As the loving self care guide at the Soulful Life Sanctuary, I invite our members to care for themselves by choosing at least one act of self-care each day. This might be something as simple is drinking an extra glass of water. Other times, it may be learning how to set healthy boundaries by choosing to say no thank you without feeling guilty. Sometimes its learning to give themselves permission to stop and rest.

All too often we put everyone and everything at the front of the line. We will start a new business when the mortgage is paid off. We will register for a photography class or Yoga retreat once the kids finish school. We will work on getting healthy and fit when we have more time to care for ourselves. These are societal excuses that must be faced with loving kindness.                                  “The trouble is, You think you have time.” -Buddha

Recently I asked Soulful Life Sanctuary members who are part of the Loving Self-care Sacred Space to share excuses that get in the way of their self-care. The top three obstacles were: no time because of work, family responsibilities and feelings of guilt or unworthiness.   No matter what your excuse is, if you really want to make your self-care a priority, you have to start somewhere. Let’s begin by addressing each one of these common excuses.

Excuse #1 No Time Because of Work Schedule
Most of us live in the real world and don’t have access to an unlimited trust fund or bank account. We work in order to keep a roof over our head, clothes on our back and food on the table. However, working is not a valid excuse for blowing off self-care. What you can do is carve out time for self-care before, during or after work.

Back in the day when my calendar was overflowing with appointments and work-related responsibilities, the only time I had to myself was evenings and weekends. Or was it?   I discovered an untapped oasis on my lunch hour! I made it a priority to get out of the office at lunch to visit a local park and watch the Lake Michigan waves roll in. Some days I’d walk a couple of laps around the local civic center trail. Sometimes I’d go to the museum or public library. This oasis of time allowed me to step away from fluorescent lights and the needs of others to get some fresh air, spaciousness and perspective. Can you see how carving out some time at lunch helped me balance my energy and recharge my batteries before getting back to work?

Excuse #2 Family Responsibilities
I have a small family that I enjoy nurturing. My husband and daughter are my entire world. I am responsible for taking care of them through the many roles that I choose to play in this lifetime. I’ve learned that the best thing I can do for my loved ones is take excellent care of myself!

We forget that we can give the most when we are living lives we love. We can be the best partners, mothers, wives, fathers, business owners, when we are feeling nurtured, fulfilled, inspired and self expressed.

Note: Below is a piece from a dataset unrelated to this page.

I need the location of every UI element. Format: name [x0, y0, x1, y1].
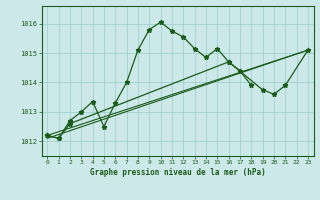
X-axis label: Graphe pression niveau de la mer (hPa): Graphe pression niveau de la mer (hPa) [90, 168, 266, 177]
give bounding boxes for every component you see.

Excuse #3 Feelings of Guilt and Unworthiness
If you feel guilty or unworthy when you think about doing something sweet for yourself, chances are this old programming. We often learn to feel unworthy through some sort of psychological osmosis received from our parents or caregivers. If you were raised by someone who thought it SELFISH to care for herself, the thoughts that come up for you now may not even be your own!

You can break the chain of old programming by becoming aware of negative self-talk and in that moment of awareness, make the choice to overrule your mind. It takes practice, but eventually you will prevail! You are worthy. You have nothing to feel guilty about.
Even if you haven’t always been the best at putting yourself at the front of the line, there is hope for you yet. I Invite you to choose and commit to one act of self-care today and notice how you feel. You deserve to receive the gift of compassionate self-care.